One of the bar’s Mezcal suppliers has asked Ortiz about using bitcoin to accept payments when exporting its product. However, she said, “I haven’t heard of anyone that uses it that way.”

She said she had heard of an Indian bitcoin payments company that was using bitcoin to pay its employees in Mexico.

Does Bitcoin Embassy pay its employees in bitcoin?

“I always tell them I can pay you in bitcoin if you want to, but they don’t want to,” Ortiz says.

Of course, it’s not uncommon for new technologies to start out as toys for elite nerds before they mature into mass-market appeal. The first PCs in the 1970s seemed useless to the average consumer, and the Internet of the 1980s was hardly user-friendly.

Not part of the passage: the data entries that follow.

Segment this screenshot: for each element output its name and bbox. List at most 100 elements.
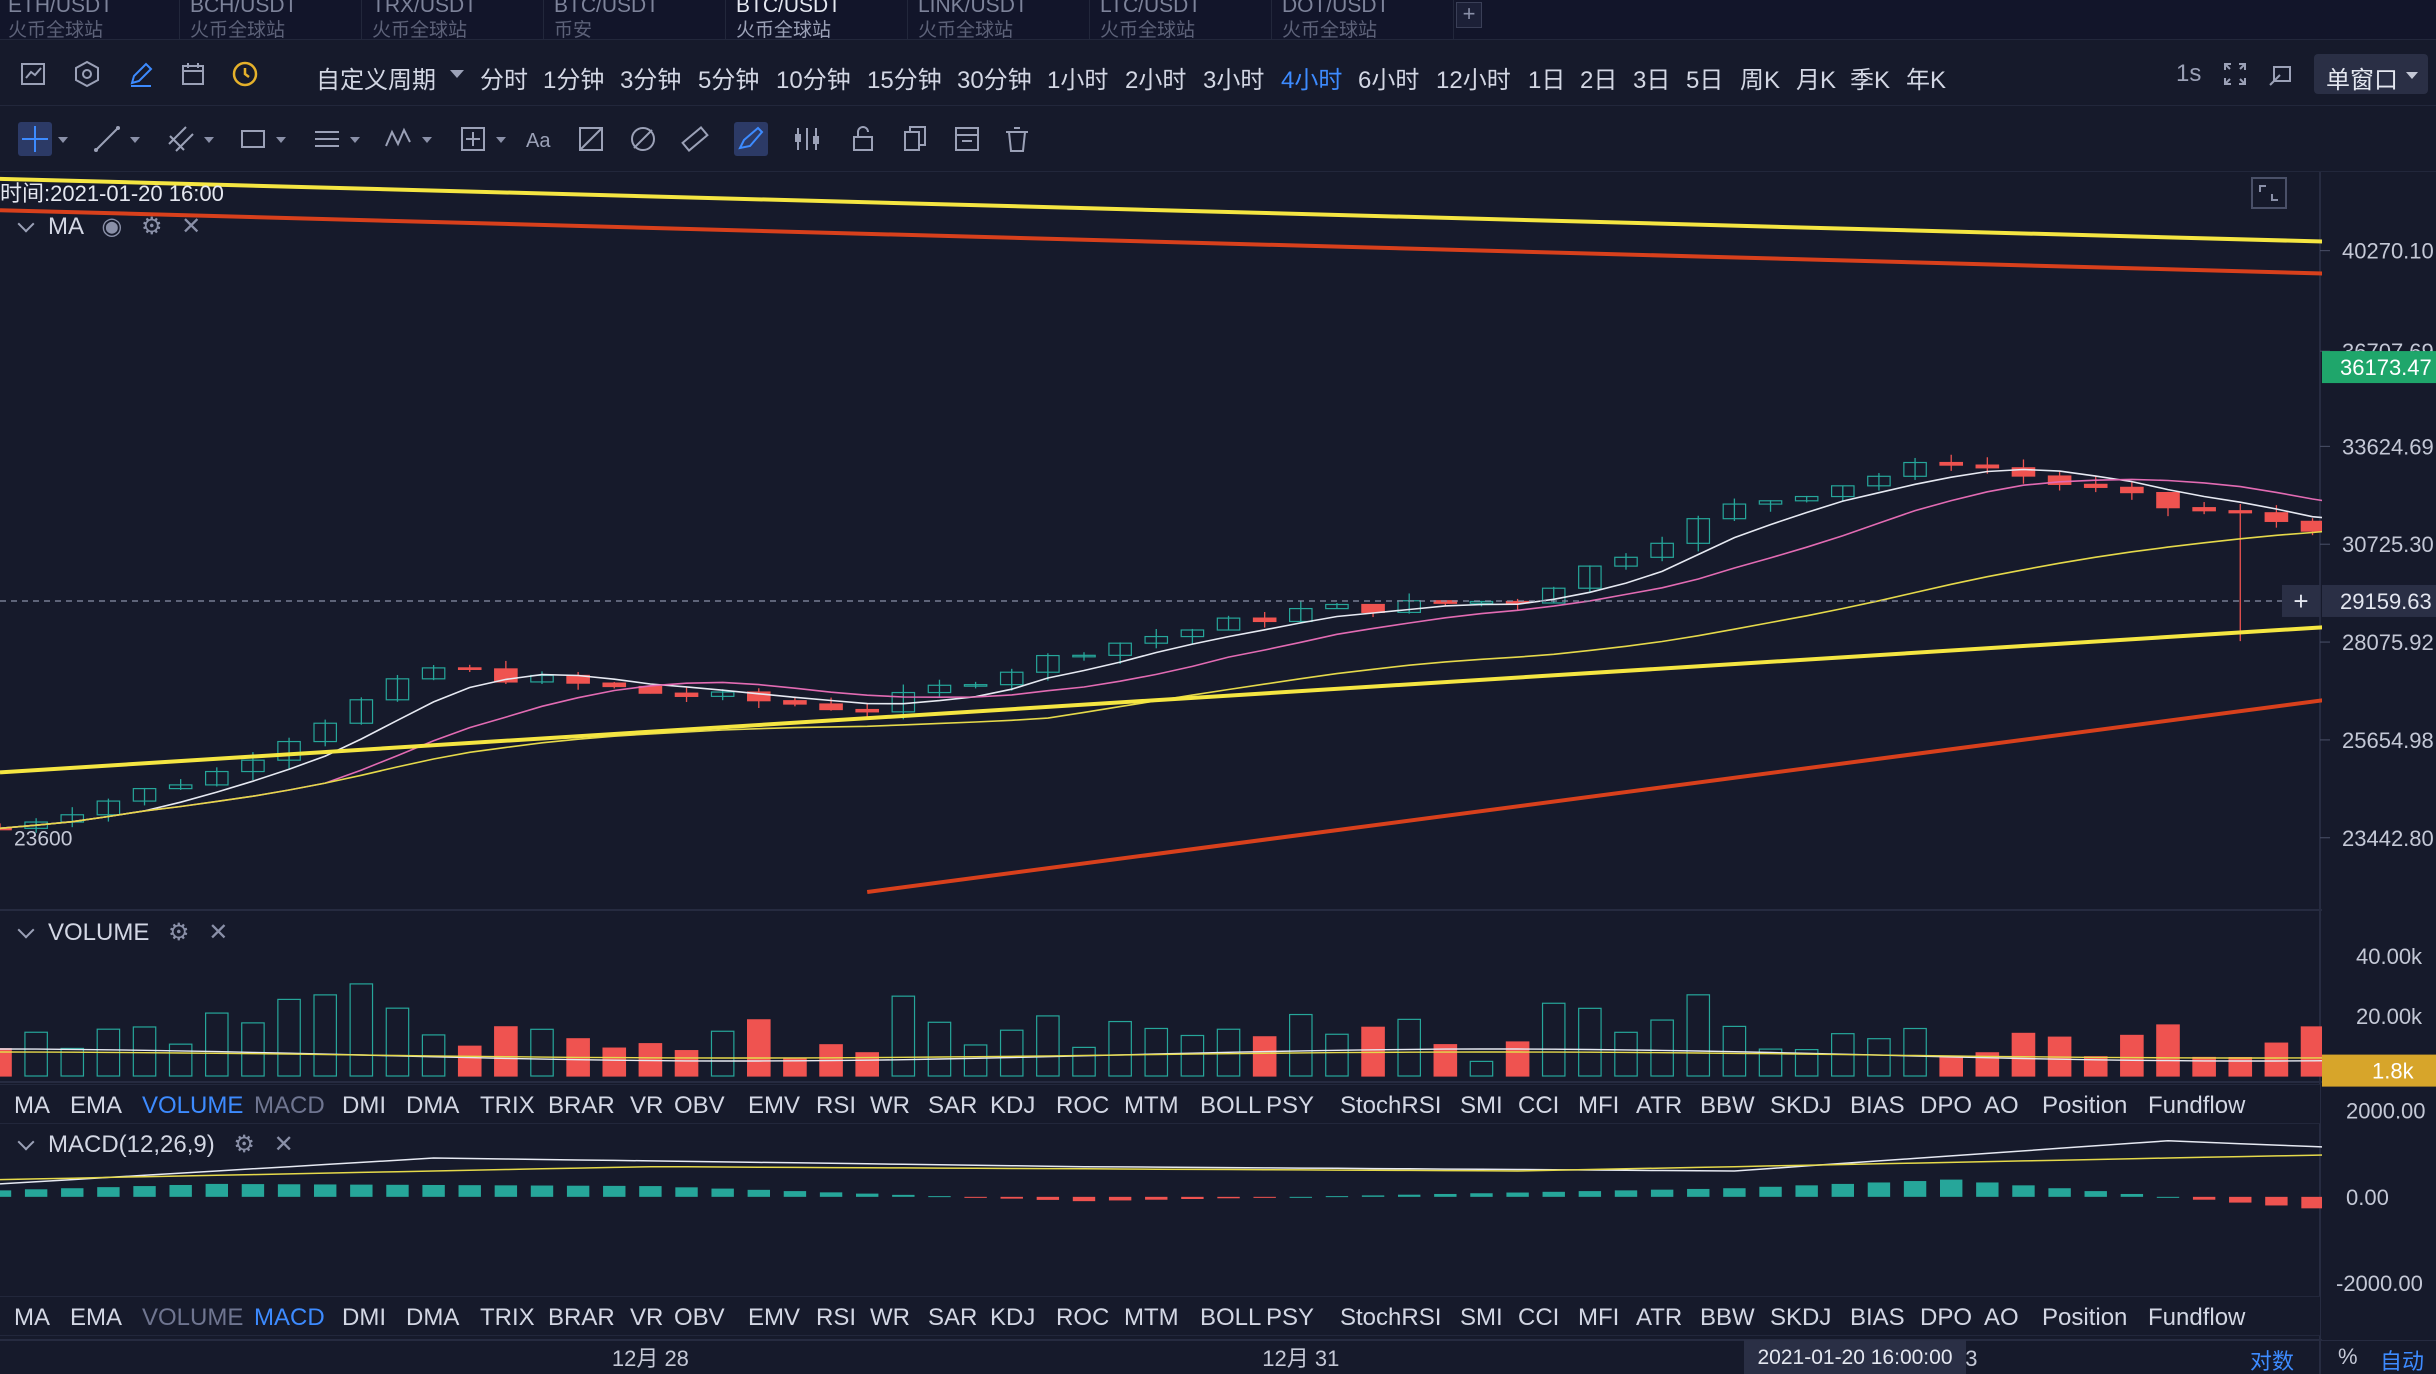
indicator-tab[interactable]: OBV [674,1092,725,1119]
period-option[interactable]: 3日 [1633,67,1671,94]
indicator-tab[interactable]: VR [630,1092,664,1119]
indicator-tab[interactable]: BIAS [1850,1092,1905,1119]
period-option[interactable]: 1日 [1528,67,1566,94]
percent-scale-toggle[interactable]: % [2338,1344,2358,1369]
indicator-tab[interactable]: ROC [1056,1304,1110,1331]
crosshair-tool-icon[interactable] [18,122,52,156]
indicator-tab[interactable]: WR [870,1304,910,1331]
trend-line-tool-icon[interactable] [90,122,124,156]
refresh-rate[interactable]: 1s [2176,60,2202,87]
copy-tool-icon[interactable] [898,122,932,156]
indicator-tab[interactable]: DPO [1920,1092,1973,1119]
eye-icon[interactable]: ◉ [101,213,123,240]
close-icon[interactable]: ✕ [208,919,229,946]
line-chart-icon[interactable] [18,59,48,89]
indicator-tab[interactable]: MACD [254,1304,325,1331]
period-option[interactable]: 5分钟 [698,67,760,94]
indicator-tab[interactable]: BBW [1700,1304,1755,1331]
rectangle-tool-icon[interactable] [236,122,270,156]
period-option[interactable]: 12小时 [1436,67,1511,94]
add-symbol-tab-button[interactable]: + [1456,2,1482,28]
chevron-down-icon[interactable] [17,921,35,939]
indicator-tab[interactable]: ROC [1056,1092,1110,1119]
indicator-tab[interactable]: CCI [1518,1092,1560,1119]
period-option[interactable]: 30分钟 [957,67,1032,94]
indicator-tab[interactable]: TRIX [480,1304,535,1331]
indicator-tab[interactable]: EMA [70,1304,123,1331]
text-tool-icon[interactable]: Aa [522,122,556,156]
indicator-tab[interactable]: DMA [406,1092,460,1119]
crosshair-add-button[interactable] [2282,584,2320,617]
period-option[interactable]: 2日 [1580,67,1618,94]
period-option[interactable]: 分时 [480,67,528,94]
indicator-tab[interactable]: VR [630,1304,664,1331]
indicator-tab[interactable]: KDJ [990,1092,1036,1119]
indicator-tab[interactable]: CCI [1518,1304,1560,1331]
symbol-tab[interactable]: LINK/USDT 火币全球站 [910,0,1090,41]
indicator-tab[interactable]: RSI [816,1304,857,1331]
period-option[interactable]: 10分钟 [776,67,851,94]
period-option[interactable]: 年K [1906,67,1947,94]
yellow-trendline[interactable] [0,172,2436,354]
chart-canvas[interactable]: 4190023600 40270.1036707.6933624.6930725… [0,172,2436,1374]
indicator-tab[interactable]: StochRSI [1340,1092,1442,1119]
pattern-tool-icon[interactable] [790,122,824,156]
indicator-tab[interactable]: SKDJ [1770,1092,1832,1119]
indicator-tab[interactable]: EMA [70,1092,123,1119]
chevron-down-icon[interactable] [204,137,214,143]
indicator-tab[interactable]: DPO [1920,1304,1973,1331]
delete-tool-icon[interactable] [1000,122,1034,156]
yellow-trendline[interactable] [0,366,2436,775]
indicator-tab[interactable]: AO [1984,1304,2019,1331]
indicator-tab[interactable]: DMA [406,1304,460,1331]
wave-tool-icon[interactable] [382,122,416,156]
symbol-tab[interactable]: LTC/USDT 火币全球站 [1092,0,1272,41]
period-option[interactable]: 15分钟 [867,67,942,94]
symbol-tab[interactable]: TRX/USDT 火币全球站 [364,0,544,41]
chevron-down-icon[interactable] [496,137,506,143]
indicator-tab[interactable]: MA [14,1092,50,1119]
indicator-tab[interactable]: BRAR [548,1304,615,1331]
indicator-tab[interactable]: AO [1984,1092,2019,1119]
chevron-down-icon[interactable] [58,137,68,143]
log-scale-toggle[interactable]: 对数 [2250,1349,2295,1374]
indicator-tab[interactable]: MACD [254,1092,325,1119]
symbol-tab[interactable]: ETH/USDT 火币全球站 [0,0,180,41]
chevron-down-icon[interactable] [17,1133,35,1151]
alert-clock-icon[interactable] [230,59,260,89]
indicator-tab[interactable]: ATR [1636,1092,1683,1119]
symbol-tab[interactable]: DOT/USDT 火币全球站 [1274,0,1454,41]
screenshot-icon[interactable] [2266,59,2296,89]
measure-tool-icon[interactable] [456,122,490,156]
fullscreen-icon[interactable] [2220,59,2250,89]
period-option[interactable]: 月K [1796,67,1837,94]
settings-icon[interactable]: ⚙ [140,213,163,240]
multi-line-tool-icon[interactable] [164,122,198,156]
chevron-down-icon[interactable] [350,137,360,143]
indicator-tab[interactable]: MTM [1124,1304,1179,1331]
period-option[interactable]: 3小时 [1203,67,1265,94]
indicator-tab[interactable]: StochRSI [1340,1304,1442,1331]
indicator-tab[interactable]: Fundflow [2148,1092,2246,1119]
indicator-tab[interactable]: SMI [1460,1092,1503,1119]
parallel-channel-tool-icon[interactable] [310,122,344,156]
draw-pen-icon[interactable] [126,59,156,89]
indicator-tab[interactable]: Position [2042,1092,2128,1119]
indicator-tab[interactable]: BIAS [1850,1304,1905,1331]
chevron-down-icon[interactable] [130,137,140,143]
indicator-tab[interactable]: DMI [342,1304,386,1331]
indicator-tab[interactable]: MA [14,1304,50,1331]
calendar-icon[interactable] [178,59,208,89]
gann-tool-icon[interactable] [626,122,660,156]
symbol-tab[interactable]: BTC/USDT 币安 [546,0,726,41]
indicator-tab[interactable]: BRAR [548,1092,615,1119]
brush-tool-icon[interactable] [734,122,768,156]
period-option[interactable]: 周K [1740,67,1781,94]
settings-icon[interactable]: ⚙ [233,1131,255,1158]
expand-pane-icon[interactable] [2251,177,2287,209]
period-option[interactable]: 4小时 [1281,67,1343,94]
indicator-tab[interactable]: DMI [342,1092,386,1119]
indicator-tab[interactable]: BOLL [1200,1304,1262,1331]
indicator-tab[interactable]: PSY [1266,1304,1315,1331]
period-option[interactable]: 5日 [1686,67,1724,94]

But visiting this Mexico City bar, I was struck by how little things have changed since I started covering the technology in 2011. Over the last eight years, the bitcoin community—and bitcoin’s price—has grown by orders of magnitude. The bitcoin economy has much more sophisticated infrastructure for storing and trading bitcoins. But practical applications for bitcoin—beyond trading it, holding it, and hoping to get rich—seem almost as elusive today as they were eight years ago.